All artists said they owe their careers to Field, who mentored them from the very beginning. Tom Knight sold his studded pieces in her store for 12 years and eventually worked with Madonna, Nicki Minaj and Britney Spears. “Every celebrity that I worked with was because of Pat,” said Knight, who would visit Field’s store when he was younger and buy any ring he could afford and was in awe of all the original “Pat Fielders.”
“I got my best education when I moved to New York and worked in Pat’s store,” said Jody Morlock, whose clients include George Clooney, Johnny Depp and Jon Stewart. “She gave me the confidence to make cooky things…and set the tone for my life.” Morlock first met Field 1979 and remembers watching Basquiat painting jumpsuits in her store and Keith Haring painting sweatshirts, feels like their journey has come full circle with the gallery. “I feel so sentimental and lucky, because I’ve been riding this crazy wave with all new, amazing people,” she said. “Pat doesn’t have nine lives, she has 100 lives.”
In some ways, the exhibit was a second send off for the Patricia Field store and a toast to a new beginning.
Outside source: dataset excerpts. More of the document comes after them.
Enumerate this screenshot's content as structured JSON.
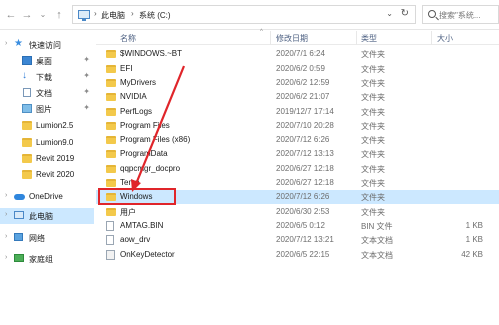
{
  "address_bar": {
    "back": "←",
    "forward": "→",
    "dropdown": "⌄",
    "up": "↑",
    "crumbs": [
      "此电脑",
      "系统 (C:)"
    ],
    "crumb_sep": "›",
    "refresh": "↻",
    "addr_dropdown": "⌄",
    "search_placeholder": "搜索\"系统..."
  },
  "sidebar": {
    "items": [
      {
        "label": "快速访问",
        "icon": "star-icon"
      },
      {
        "label": "桌面",
        "icon": "desktop-icon",
        "pinned": true
      },
      {
        "label": "下载",
        "icon": "download-icon",
        "pinned": true
      },
      {
        "label": "文档",
        "icon": "document-icon",
        "pinned": true
      },
      {
        "label": "图片",
        "icon": "picture-icon",
        "pinned": true
      },
      {
        "label": "Lumion2.5",
        "icon": "folder-icon"
      },
      {
        "label": "Lumion9.0",
        "icon": "folder-icon"
      },
      {
        "label": "Revit 2019",
        "icon": "folder-icon"
      },
      {
        "label": "Revit 2020",
        "icon": "folder-icon"
      },
      {
        "label": "OneDrive",
        "icon": "cloud-icon"
      },
      {
        "label": "此电脑",
        "icon": "computer-icon"
      },
      {
        "label": "网络",
        "icon": "network-icon"
      },
      {
        "label": "家庭组",
        "icon": "homegroup-icon"
      }
    ],
    "pin_glyph": "📌"
  },
  "columns": {
    "name": "名称",
    "date": "修改日期",
    "type": "类型",
    "size": "大小",
    "sort_glyph": "^"
  },
  "files": [
    {
      "name": "$WINDOWS.~BT",
      "date": "2020/7/1 6:24",
      "type": "文件夹",
      "size": "",
      "kind": "folder"
    },
    {
      "name": "EFI",
      "date": "2020/6/2 0:59",
      "type": "文件夹",
      "size": "",
      "kind": "folder"
    },
    {
      "name": "MyDrivers",
      "date": "2020/6/2 12:59",
      "type": "文件夹",
      "size": "",
      "kind": "folder"
    },
    {
      "name": "NVIDIA",
      "date": "2020/6/2 21:07",
      "type": "文件夹",
      "size": "",
      "kind": "folder"
    },
    {
      "name": "PerfLogs",
      "date": "2019/12/7 17:14",
      "type": "文件夹",
      "size": "",
      "kind": "folder"
    },
    {
      "name": "Program Files",
      "date": "2020/7/10 20:28",
      "type": "文件夹",
      "size": "",
      "kind": "folder"
    },
    {
      "name": "Program Files (x86)",
      "date": "2020/7/12 6:26",
      "type": "文件夹",
      "size": "",
      "kind": "folder"
    },
    {
      "name": "ProgramData",
      "date": "2020/7/12 13:13",
      "type": "文件夹",
      "size": "",
      "kind": "folder"
    },
    {
      "name": "qqpcmgr_docpro",
      "date": "2020/6/27 12:18",
      "type": "文件夹",
      "size": "",
      "kind": "folder"
    },
    {
      "name": "Temp",
      "date": "2020/6/27 12:18",
      "type": "文件夹",
      "size": "",
      "kind": "folder"
    },
    {
      "name": "Windows",
      "date": "2020/7/12 6:26",
      "type": "文件夹",
      "size": "",
      "kind": "folder",
      "selected": true
    },
    {
      "name": "用户",
      "date": "2020/6/30 2:53",
      "type": "文件夹",
      "size": "",
      "kind": "folder"
    },
    {
      "name": "AMTAG.BIN",
      "date": "2020/6/5 0:12",
      "type": "BIN 文件",
      "size": "1 KB",
      "kind": "file"
    },
    {
      "name": "aow_drv",
      "date": "2020/7/12 13:21",
      "type": "文本文档",
      "size": "1 KB",
      "kind": "file"
    },
    {
      "name": "OnKeyDetector",
      "date": "2020/6/5 22:15",
      "type": "文本文档",
      "size": "42 KB",
      "kind": "exe"
    }
  ],
  "colors": {
    "selection": "#cce8ff",
    "annotation": "#e0252a",
    "folder": "#f3c94b"
  }
}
A client since 1991, Rene Imperato was covered head in Field’s designs and still misses shopping at her store. “Patricia is the most egalitarian person in fashion,” he said. “Pat gives you whatever you want to create your own body art. For me, going to Patricia Fields was like a second home.”
Where the site goes from here, no one knows, specifically Fields. “I don’t know where the website will go,” she said, “but it’s always going to be creative. It’s always going to be uniquely one of a kind, [made by] individuals.”